Wonderful, engaging history. For all its sweep and erudite detail, "Japan: A Short Cultural History" never drags, it somehow keeps your interest and attention as only the best history books can. This book is a perfect companion (or maybe the other way around) to Morris's "The Nobility of Failure" as some of the same characters make appearances.
Samson takes you from the early centuries, when the Japanese imported Chinese thinking on government, the arts and religion, on to the breakdown of feudalism under the shoguns. The Fujiwara era from around 800 to 1068 is excellent - Sansom gives you not only the facts and dates but delightful sketches of famous (and some more obscure) figures, and he is constantly alert to the threads that enrich everyday life. Here's an example from the Kamakura period:
"For the sake of truth as well as interest it should be enlivened, and this may best be done by adding pigment from contemporary romance.
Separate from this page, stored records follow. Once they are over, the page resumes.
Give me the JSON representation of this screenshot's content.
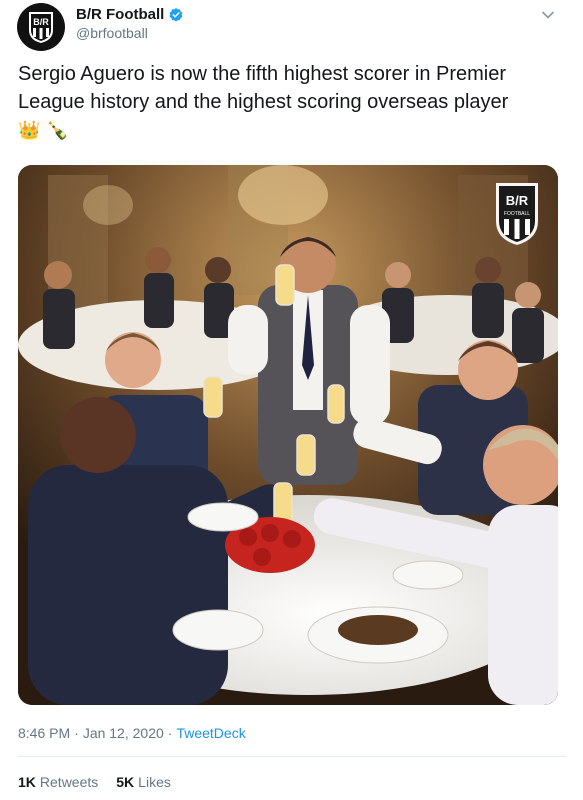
{
  "account": {
    "display_name": "B/R Football",
    "handle": "@brfootball",
    "avatar_text": "B/R",
    "verified": true
  },
  "tweet": {
    "text": "Sergio Aguero is now the fifth highest scorer in Premier League history and the highest scoring overseas player",
    "emojis": [
      "👑",
      "🍾"
    ]
  },
  "media": {
    "logo_text": "B/R",
    "logo_subtext": "FOOTBALL",
    "icon": "photo-of-players-toasting"
  },
  "meta": {
    "time": "8:46 PM",
    "date": "Jan 12, 2020",
    "separator": "·",
    "source": "TweetDeck"
  },
  "stats": {
    "retweets_count": "1K",
    "retweets_label": "Retweets",
    "likes_count": "5K",
    "likes_label": "Likes"
  },
  "colors": {
    "link": "#1b95e0",
    "secondary_text": "#657786",
    "verified": "#1da1f2"
  }
}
The canvas should show a background of rice-fields, where peasants bend at their toil. On a hillside stands, in a pleasant grove, a temple in whose dim interior chanting priests kneel before an image of Amida. Not far away is a village of thatched houses, of which some, hardly more imposing than the rest, are the homes of the steward of the estate and his subordinates. Across the foreground move laden carts hauled by oxen or by straining men in loin clothes; a messenger bringing documents from the governor's mansion; a wandering monk soliciting alms or maybe a gift towards the rebuilding of the Todaiji Monastery of Nara; and a group of warriors on horseback, brightly dressed, on their way from hawking or from archery. Such is the scene in the intervals of peace."
I defy readers to not see a gorgeous Japanese woodblock print there! And for art lovers, Sansom devotes chapters to the development and main themes of Japanese art - the book is full drawings that show Japanese architecture as well as photos of important works in various mediums.
As Sansom notes, that's an idyllic snapshot during an "interval of peace," but there is plenty of samurai slashing here, too. The part of the Sengoku Period, "the age of the country at war," from the end of the 15th century to around 1600 is particularly strong as the shogunate solidified its position and the number of major daimyo families shrunk dramatically.
Sansom's real achievement here, I think, is that he has written a book that will interest a wide array of readers, not just those who are interested in Japan. This was the first book assigned to me in college (and I wish more of those that followed were as good!) and I've never stopped going back to it at times because the subject is absorbing and Sansom's handling of it so deft. Highly recommended.